FHFA declined to comment on the filings. Spokespeople for Fannie Mae and Freddie Mac also declined comment.

The subpoenas ask for details about vacant properties that Fannie and Freddie technically own after they were foreclosed.

The subpoenas request information about "criminal activity such as drug dealing and prostitution" and about the general upkeep at the foreclosed properties.

Fannie Mae and Freddie Mac were taken over by the government more than three years ago and have stayed afloat with about $169 billion in taxpayer funds.

In recent months, Harris has stepped up pressure on the government-supported companies, calling for FHFA director Edward DeMarco to step down if he was unwilling to reduce mortgage debt for underwater borrowers.

The companies have resisted that idea and the FHFA has forbidden principal writedowns.

After calling for DeMarco's resignation in November, Harris served the companies with subpoenas.

Tuesday's filings also allege Fannie and Freddie may have violated securities laws over the housing-related debt they issue. The largest source of home funding, Fannie and Freddie, don't make loans, but instead buy loans from lenders and repackage them into securities for sale to investors.

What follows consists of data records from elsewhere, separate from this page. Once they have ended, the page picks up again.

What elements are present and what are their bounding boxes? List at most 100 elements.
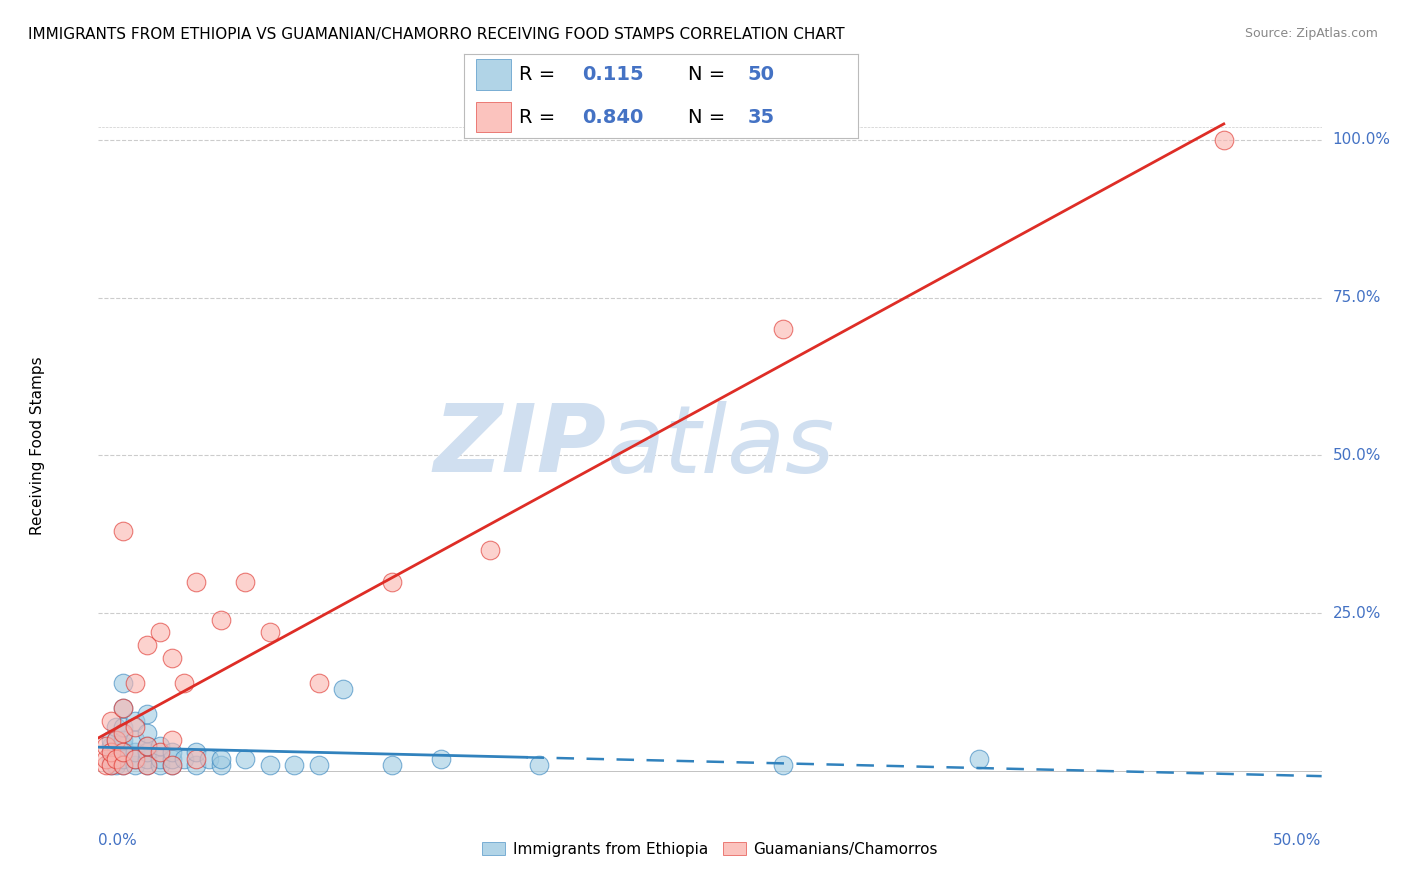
- Point: [100, 758, 122, 772]
- Point: [136, 739, 159, 753]
- Point: [111, 745, 134, 759]
- Point: [149, 751, 172, 765]
- Point: [124, 758, 146, 772]
- Point: [160, 732, 183, 747]
- Text: 25.0%: 25.0%: [1333, 606, 1381, 621]
- Point: [111, 758, 134, 772]
- Bar: [475, 60, 512, 90]
- Point: [100, 758, 122, 772]
- Point: [111, 524, 134, 539]
- Point: [104, 751, 127, 765]
- Text: 35: 35: [748, 108, 775, 127]
- Point: [173, 675, 195, 690]
- Point: [94, 751, 117, 765]
- Point: [186, 574, 208, 589]
- Point: [100, 745, 122, 759]
- Point: [381, 758, 404, 772]
- Point: [160, 650, 183, 665]
- Point: [381, 574, 404, 589]
- Point: [111, 726, 134, 740]
- Point: [772, 758, 794, 772]
- Point: [111, 758, 134, 772]
- Point: [104, 758, 127, 772]
- Text: Receiving Food Stamps: Receiving Food Stamps: [30, 357, 45, 535]
- Point: [104, 732, 127, 747]
- Point: [104, 745, 127, 759]
- Point: [186, 745, 208, 759]
- Point: [149, 745, 172, 759]
- Point: [186, 751, 208, 765]
- Text: 100.0%: 100.0%: [1333, 132, 1391, 147]
- Point: [209, 751, 232, 765]
- Point: [100, 751, 122, 765]
- Point: [967, 751, 990, 765]
- Point: [124, 714, 146, 728]
- Point: [124, 720, 146, 734]
- Point: [100, 732, 122, 747]
- Point: [124, 751, 146, 765]
- Point: [527, 758, 550, 772]
- Point: [136, 726, 159, 740]
- Point: [111, 701, 134, 715]
- Point: [149, 739, 172, 753]
- Text: N =: N =: [689, 108, 725, 127]
- Text: 0.0%: 0.0%: [98, 833, 138, 848]
- Point: [332, 682, 354, 697]
- Point: [124, 732, 146, 747]
- Legend: Immigrants from Ethiopia, Guamanians/Chamorros: Immigrants from Ethiopia, Guamanians/Cha…: [475, 836, 945, 863]
- Point: [124, 751, 146, 765]
- Point: [136, 707, 159, 722]
- Point: [111, 745, 134, 759]
- Point: [160, 751, 183, 765]
- Point: [124, 745, 146, 759]
- Point: [104, 732, 127, 747]
- Point: [772, 322, 794, 336]
- Point: [173, 751, 195, 765]
- Point: [104, 720, 127, 734]
- Point: [149, 625, 172, 640]
- Text: 50.0%: 50.0%: [1333, 448, 1381, 463]
- Point: [308, 675, 330, 690]
- Text: Source: ZipAtlas.com: Source: ZipAtlas.com: [1244, 27, 1378, 40]
- Point: [111, 732, 134, 747]
- Point: [111, 751, 134, 765]
- Point: [160, 758, 183, 772]
- Point: [149, 758, 172, 772]
- Point: [136, 745, 159, 759]
- Point: [100, 739, 122, 753]
- Point: [136, 739, 159, 753]
- Point: [160, 745, 183, 759]
- Text: 0.840: 0.840: [582, 108, 644, 127]
- Point: [209, 758, 232, 772]
- Text: 50.0%: 50.0%: [1274, 833, 1322, 848]
- Point: [100, 714, 122, 728]
- Point: [1212, 133, 1234, 147]
- Point: [94, 739, 117, 753]
- Point: [100, 745, 122, 759]
- Point: [111, 701, 134, 715]
- Text: R =: R =: [519, 65, 555, 84]
- Text: 75.0%: 75.0%: [1333, 290, 1381, 305]
- Point: [430, 751, 453, 765]
- Point: [136, 638, 159, 652]
- Text: R =: R =: [519, 108, 555, 127]
- Point: [136, 758, 159, 772]
- Point: [478, 543, 501, 558]
- Point: [136, 751, 159, 765]
- Point: [259, 625, 281, 640]
- Point: [111, 739, 134, 753]
- Point: [233, 574, 256, 589]
- Point: [233, 751, 256, 765]
- Point: [160, 758, 183, 772]
- Point: [186, 758, 208, 772]
- Point: [308, 758, 330, 772]
- Point: [197, 751, 219, 765]
- Point: [94, 758, 117, 772]
- Text: N =: N =: [689, 65, 725, 84]
- Bar: [475, 102, 512, 132]
- Point: [111, 720, 134, 734]
- Point: [124, 675, 146, 690]
- Point: [136, 758, 159, 772]
- Text: atlas: atlas: [606, 401, 834, 491]
- Text: ZIP: ZIP: [433, 400, 606, 492]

The lawsuits come as state and federal officials are close to signing a $20 billion settlement with five banks—Bank of America Corp., JPMorgan Chase & Co., Wells Fargo & Co., Citigroup Inc. and Ally Financial Inc.—to resolve allegations of improper foreclosures and other misconduct.

Harris withdrew from those talks in September and said the proposed deal failed to provide enough relief for her state's homeowners and released the banks from too many claims, but she left open the option of returning to sign an improved settlement.

Fannie and Freddie are not a part of the discussions.